DARPA, the Defense Advance Research Project Agency, directs billions of dollars towards research. One of these research areas is Cyber. In 2010 DARPA hired "Mudge", the hacker who led the early hackerspace L0pht @stake, to create, direct, and manage cyber research efforts for the Department of Defense.
This talk presents the new approaches that the agency is embracing and types of research efforts and how they diverge from traditional cyber efforts. Much of the existing and historic security solutions are focused on buying tactical breathing space without driving towards convergence with the actual cyber threats and problems. This talk looks at what the differences between efforts to buy tactical breathing space and those driving towards convergence with evolving threats actually are.
Code analysis, surface areas exposed by security products and layered security solutions, game theory and irrational actors, and policy are evaluated and applied to existing and future efforts.
The talk also focuses on new efforts to allow the government to help fund and embrace hacker spaces and the community of "makers" and 'homebrew researchers" as non-traditional performers.

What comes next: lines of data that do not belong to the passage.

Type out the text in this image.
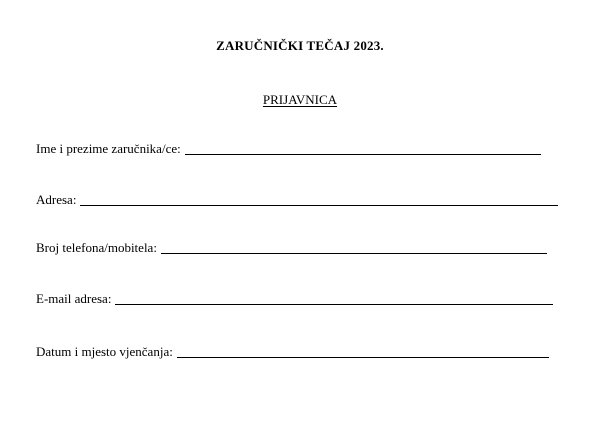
ZARUČNIČKI TEČAJ 2023.
PRIJAVNICA
Ime i prezime zaručnika/ce:
Adresa:
Broj telefona/mobitela:
E-mail adresa:
Datum i mjesto vjenčanja:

The person many people remember as an early pioneer of buffer overflows, full disclosure, security advisories, the front man for 'the L0pht and founder of @Stake… is now a senior DoD official. The inventor of L0phtCrack; AntiSniff; L0phtWatch/Tempwatch; and SLINT (one of the early tools for automating source code vulnerability analysis), He is the hacker that in 1998 told the US Senate the Internet could be taken down in 30 minutes. He firmly believes hackerspaces and the maker community are valuable and underutilized resources for research and ingenuity and that the more should be done to encourage these groups.